Clarify in writing which metrics apply to your integration. Anthropic’s 0.5% figure pertains to Claude in Chrome and Cowork with full safeguards. The API lacks these protections. Do not accept product figures for API deployments.
Include two specific clauses in the RFP. Ensure the vendor tested with adaptive attackers capable of rewriting payloads and that external parties attempted to breach the model. Anthropic used Gray Swan’s Shade tool and conducted a one-week paid bounty.

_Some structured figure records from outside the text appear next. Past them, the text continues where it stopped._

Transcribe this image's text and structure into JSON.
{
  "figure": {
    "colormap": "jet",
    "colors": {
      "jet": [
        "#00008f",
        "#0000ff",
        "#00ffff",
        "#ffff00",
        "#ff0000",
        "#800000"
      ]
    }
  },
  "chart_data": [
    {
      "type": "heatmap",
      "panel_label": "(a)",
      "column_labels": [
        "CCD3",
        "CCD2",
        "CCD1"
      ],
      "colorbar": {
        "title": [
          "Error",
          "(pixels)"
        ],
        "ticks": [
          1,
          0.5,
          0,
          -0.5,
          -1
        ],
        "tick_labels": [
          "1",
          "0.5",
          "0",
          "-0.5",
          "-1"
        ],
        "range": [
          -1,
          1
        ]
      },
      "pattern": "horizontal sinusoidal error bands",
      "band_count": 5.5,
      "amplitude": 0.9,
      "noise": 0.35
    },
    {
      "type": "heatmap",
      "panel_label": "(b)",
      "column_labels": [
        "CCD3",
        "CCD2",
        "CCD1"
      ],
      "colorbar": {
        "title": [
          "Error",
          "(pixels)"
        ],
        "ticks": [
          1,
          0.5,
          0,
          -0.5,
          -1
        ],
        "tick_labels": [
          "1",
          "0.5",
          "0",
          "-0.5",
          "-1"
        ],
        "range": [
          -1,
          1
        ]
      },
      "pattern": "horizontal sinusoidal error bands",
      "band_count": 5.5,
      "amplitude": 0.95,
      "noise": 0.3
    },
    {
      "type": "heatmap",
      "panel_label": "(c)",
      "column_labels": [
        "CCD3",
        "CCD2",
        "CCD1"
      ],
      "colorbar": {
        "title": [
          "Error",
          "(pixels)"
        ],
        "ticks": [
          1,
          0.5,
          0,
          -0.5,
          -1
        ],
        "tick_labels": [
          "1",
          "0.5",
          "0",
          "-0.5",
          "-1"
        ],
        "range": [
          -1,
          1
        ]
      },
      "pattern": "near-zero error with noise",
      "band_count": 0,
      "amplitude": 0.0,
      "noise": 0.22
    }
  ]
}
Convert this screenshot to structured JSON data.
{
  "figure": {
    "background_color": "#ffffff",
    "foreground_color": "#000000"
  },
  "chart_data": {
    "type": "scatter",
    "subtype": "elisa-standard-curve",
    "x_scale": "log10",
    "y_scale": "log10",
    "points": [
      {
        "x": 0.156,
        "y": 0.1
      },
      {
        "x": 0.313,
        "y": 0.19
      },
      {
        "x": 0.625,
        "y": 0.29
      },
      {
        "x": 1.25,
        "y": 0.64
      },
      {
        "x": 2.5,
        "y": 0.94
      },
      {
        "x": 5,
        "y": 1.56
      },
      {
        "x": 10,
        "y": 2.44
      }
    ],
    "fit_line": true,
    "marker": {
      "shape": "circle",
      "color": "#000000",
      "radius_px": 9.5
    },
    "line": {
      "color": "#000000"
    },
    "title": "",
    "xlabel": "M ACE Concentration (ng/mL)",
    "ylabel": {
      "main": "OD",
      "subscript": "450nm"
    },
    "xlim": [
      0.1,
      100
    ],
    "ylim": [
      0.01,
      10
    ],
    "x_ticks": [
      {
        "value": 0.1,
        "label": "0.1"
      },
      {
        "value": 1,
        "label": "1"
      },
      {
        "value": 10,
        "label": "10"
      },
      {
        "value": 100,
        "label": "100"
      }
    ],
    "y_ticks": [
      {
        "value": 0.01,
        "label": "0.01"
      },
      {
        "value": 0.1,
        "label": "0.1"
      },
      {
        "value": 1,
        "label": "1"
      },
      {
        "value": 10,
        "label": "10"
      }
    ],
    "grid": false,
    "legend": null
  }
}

OpenAI relied on known attacks for one surface. Real-world adversaries will not use known payloads.
Conduct an independent injection test prior to deploying any agent. Vendor figures are based on their system prompts and environments. Your configuration has its own prompts, permissions, and data access, requiring a unique evaluation. Set a pass threshold; anything exceeding it should not be deployed.
In conclusion, without an established standard, a vendor’s figures reveal what they chose to measure. Your red team’s evaluation will expose your vulnerabilities.